Das Geburtshaus des Schriftstellers und Revolutionärs Georg Büchner steht in Riedstadt-Goddelau. Die Gedenkstätte baut ihr Kulturprogramm aus. Sie bietet Führungen mit Herzblut durch die Ausstellung.

11.07.2018 09:28
Büchnerhaus
Das Büchnerhaus im südhessischen Riedstadt-Goddelau. Die Landesregierung will das Geburtshaus des schon mit 23 Jahren gestorbenen Schriftstellers Georg Büchner (1813-1837) stärker unterstützen. Foto: Claus Völker (dpa)

Das Büchnerhaus lässt sich mit dem Navi nicht gleich finden und ist meistens geschlossen. Das Geburtshaus des Schriftstellers, Naturwissenschaftlers und Revolutionärs Georg Büchner (1813–1837) liegt mitten in einem Wohngebiet im südhessischen Riedstadt-Goddelau – einer Gemeinde mit rund 6700 Einwohnern. Der Leiter der Gedenkstätte, Büchner-Fachmann Peter Brunner, wird zwar mit einer halben Stelle von der Stadt bezahlt. „Uns fehlt aber Personal, um häufiger als zwei Nachmittage in der Woche zu öffnen“, sagt Brunner.

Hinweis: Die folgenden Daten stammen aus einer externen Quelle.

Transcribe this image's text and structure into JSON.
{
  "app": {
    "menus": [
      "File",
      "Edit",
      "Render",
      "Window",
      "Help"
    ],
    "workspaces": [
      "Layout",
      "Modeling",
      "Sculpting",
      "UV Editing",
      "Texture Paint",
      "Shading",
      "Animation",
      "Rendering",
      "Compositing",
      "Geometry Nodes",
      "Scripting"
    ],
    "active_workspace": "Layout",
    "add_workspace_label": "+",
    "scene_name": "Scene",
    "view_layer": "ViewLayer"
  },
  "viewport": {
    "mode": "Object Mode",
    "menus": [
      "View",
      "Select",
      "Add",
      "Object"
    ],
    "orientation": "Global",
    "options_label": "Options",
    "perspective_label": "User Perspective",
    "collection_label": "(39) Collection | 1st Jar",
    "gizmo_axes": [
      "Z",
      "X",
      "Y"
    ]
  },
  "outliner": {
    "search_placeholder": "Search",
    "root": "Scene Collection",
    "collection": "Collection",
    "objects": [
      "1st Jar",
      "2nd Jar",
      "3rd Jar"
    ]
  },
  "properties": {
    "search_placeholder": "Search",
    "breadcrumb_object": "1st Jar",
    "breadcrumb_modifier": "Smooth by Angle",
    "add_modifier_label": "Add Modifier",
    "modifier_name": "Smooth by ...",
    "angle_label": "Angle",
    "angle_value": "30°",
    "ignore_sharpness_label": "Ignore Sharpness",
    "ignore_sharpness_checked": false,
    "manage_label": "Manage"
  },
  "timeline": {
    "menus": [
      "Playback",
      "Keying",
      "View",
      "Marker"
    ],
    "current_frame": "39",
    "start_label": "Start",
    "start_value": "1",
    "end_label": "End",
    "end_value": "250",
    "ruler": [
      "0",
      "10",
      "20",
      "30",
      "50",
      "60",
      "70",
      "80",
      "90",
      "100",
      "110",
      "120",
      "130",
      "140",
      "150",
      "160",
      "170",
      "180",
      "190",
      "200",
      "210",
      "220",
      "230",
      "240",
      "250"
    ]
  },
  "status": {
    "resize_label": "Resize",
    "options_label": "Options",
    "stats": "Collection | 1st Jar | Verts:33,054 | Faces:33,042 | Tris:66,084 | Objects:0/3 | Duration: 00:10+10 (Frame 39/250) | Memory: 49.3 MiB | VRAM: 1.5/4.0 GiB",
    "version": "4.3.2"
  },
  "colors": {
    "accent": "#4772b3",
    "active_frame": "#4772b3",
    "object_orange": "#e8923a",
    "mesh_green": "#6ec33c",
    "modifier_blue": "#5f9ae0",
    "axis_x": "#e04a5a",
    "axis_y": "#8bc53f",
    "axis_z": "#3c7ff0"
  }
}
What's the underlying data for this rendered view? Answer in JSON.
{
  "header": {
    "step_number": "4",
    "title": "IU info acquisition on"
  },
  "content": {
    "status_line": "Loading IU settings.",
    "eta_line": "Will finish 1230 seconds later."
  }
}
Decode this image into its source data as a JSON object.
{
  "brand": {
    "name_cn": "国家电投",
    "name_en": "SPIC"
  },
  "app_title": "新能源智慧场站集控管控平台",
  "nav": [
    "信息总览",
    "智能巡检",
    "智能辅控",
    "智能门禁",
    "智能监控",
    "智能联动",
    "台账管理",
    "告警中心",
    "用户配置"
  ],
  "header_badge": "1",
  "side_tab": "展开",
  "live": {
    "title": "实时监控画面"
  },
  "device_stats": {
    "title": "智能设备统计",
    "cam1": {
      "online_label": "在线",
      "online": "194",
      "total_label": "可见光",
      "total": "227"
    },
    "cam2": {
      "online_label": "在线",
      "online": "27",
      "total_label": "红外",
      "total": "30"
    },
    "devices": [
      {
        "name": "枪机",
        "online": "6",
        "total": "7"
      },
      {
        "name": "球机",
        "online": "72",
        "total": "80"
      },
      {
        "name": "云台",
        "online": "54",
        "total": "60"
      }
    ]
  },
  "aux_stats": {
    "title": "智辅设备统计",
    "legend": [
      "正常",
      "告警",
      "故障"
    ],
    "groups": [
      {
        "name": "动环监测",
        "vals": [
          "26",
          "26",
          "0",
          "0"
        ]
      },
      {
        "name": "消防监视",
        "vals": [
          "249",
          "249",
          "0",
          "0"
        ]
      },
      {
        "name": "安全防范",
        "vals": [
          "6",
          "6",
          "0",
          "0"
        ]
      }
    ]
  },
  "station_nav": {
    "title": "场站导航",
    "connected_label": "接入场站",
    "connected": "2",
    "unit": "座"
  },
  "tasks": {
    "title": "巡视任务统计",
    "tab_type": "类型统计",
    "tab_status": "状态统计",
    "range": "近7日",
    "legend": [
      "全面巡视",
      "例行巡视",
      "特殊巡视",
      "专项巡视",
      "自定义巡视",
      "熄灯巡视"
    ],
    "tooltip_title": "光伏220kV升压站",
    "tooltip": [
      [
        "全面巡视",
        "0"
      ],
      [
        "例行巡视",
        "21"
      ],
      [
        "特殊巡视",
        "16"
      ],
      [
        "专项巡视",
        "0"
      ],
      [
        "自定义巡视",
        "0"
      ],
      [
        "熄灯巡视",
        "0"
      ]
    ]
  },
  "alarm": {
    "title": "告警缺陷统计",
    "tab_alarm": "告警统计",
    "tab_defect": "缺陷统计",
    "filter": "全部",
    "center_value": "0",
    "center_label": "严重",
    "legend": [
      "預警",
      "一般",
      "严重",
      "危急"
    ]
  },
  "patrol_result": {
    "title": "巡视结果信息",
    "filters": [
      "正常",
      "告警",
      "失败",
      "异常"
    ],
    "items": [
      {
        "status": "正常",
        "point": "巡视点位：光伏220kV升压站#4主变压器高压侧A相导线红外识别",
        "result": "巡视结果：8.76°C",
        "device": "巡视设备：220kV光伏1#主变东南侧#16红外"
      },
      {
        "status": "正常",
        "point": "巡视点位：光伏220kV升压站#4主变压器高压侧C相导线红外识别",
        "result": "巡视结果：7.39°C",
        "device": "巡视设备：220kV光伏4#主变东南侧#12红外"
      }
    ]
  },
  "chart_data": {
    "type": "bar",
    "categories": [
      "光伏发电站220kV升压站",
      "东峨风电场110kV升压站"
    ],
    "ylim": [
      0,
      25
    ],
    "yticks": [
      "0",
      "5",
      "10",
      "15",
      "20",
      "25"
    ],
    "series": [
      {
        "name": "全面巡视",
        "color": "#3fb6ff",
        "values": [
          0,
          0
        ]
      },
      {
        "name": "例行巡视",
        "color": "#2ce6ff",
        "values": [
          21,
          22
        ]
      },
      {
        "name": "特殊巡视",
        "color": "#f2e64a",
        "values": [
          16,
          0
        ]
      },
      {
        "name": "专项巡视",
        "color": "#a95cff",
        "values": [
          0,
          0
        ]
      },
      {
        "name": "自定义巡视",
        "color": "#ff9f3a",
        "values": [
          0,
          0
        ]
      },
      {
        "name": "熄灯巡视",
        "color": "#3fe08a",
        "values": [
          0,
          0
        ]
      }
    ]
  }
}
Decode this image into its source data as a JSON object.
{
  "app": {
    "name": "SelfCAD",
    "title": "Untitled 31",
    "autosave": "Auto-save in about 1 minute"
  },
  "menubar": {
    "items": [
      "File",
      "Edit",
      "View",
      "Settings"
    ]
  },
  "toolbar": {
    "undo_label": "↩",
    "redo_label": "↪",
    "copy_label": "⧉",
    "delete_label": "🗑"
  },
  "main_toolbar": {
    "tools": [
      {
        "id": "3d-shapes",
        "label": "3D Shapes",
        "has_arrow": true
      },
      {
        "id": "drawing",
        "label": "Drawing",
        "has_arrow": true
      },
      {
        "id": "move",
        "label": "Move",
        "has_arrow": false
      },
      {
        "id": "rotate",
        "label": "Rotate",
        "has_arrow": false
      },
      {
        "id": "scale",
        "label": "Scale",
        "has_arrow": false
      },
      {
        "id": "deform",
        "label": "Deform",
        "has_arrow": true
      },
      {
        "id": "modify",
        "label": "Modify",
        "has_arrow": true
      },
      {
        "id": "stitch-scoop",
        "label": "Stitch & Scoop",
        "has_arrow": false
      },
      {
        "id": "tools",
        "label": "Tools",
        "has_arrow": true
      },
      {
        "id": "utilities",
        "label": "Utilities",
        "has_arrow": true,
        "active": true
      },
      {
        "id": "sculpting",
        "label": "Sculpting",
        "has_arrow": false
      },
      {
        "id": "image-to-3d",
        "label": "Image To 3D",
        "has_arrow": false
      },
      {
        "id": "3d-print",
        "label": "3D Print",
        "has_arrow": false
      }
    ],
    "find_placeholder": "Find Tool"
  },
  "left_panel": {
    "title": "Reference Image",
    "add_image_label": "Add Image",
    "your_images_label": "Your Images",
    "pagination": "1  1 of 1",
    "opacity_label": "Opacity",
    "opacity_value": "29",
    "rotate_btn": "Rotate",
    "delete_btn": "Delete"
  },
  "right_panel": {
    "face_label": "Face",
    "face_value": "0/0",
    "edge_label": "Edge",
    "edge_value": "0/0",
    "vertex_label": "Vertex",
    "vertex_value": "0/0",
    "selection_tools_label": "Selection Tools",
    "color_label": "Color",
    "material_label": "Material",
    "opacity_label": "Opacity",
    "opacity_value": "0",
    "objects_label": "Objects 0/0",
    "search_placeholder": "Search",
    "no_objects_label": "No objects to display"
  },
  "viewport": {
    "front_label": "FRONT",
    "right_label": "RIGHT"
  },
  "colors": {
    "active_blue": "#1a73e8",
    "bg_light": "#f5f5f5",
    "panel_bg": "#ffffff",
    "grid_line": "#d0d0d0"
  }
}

Vor allem Ehrenamtliche und die Stadt haben das 1665 gebaute Fachwerkhaus vor rund 20 Jahren vor dem Verfall gerettet und mit Spenden zu einem kleinen Museum und Veranstaltungsort ausgebaut, wie Bürgermeister Marcus Kretschmann (CDU) sagt. Einer der Höhepunkte ist jedes Jahr die Lesung des Büchner-Preisträgers in dem zur Galerie ausgebauten Kuhstall mit rund 40 Plätzen. Die diesjährige Preisträgerin Terézia Mora wird auch dazu erwartet, einen Termin gibt es aber noch nicht.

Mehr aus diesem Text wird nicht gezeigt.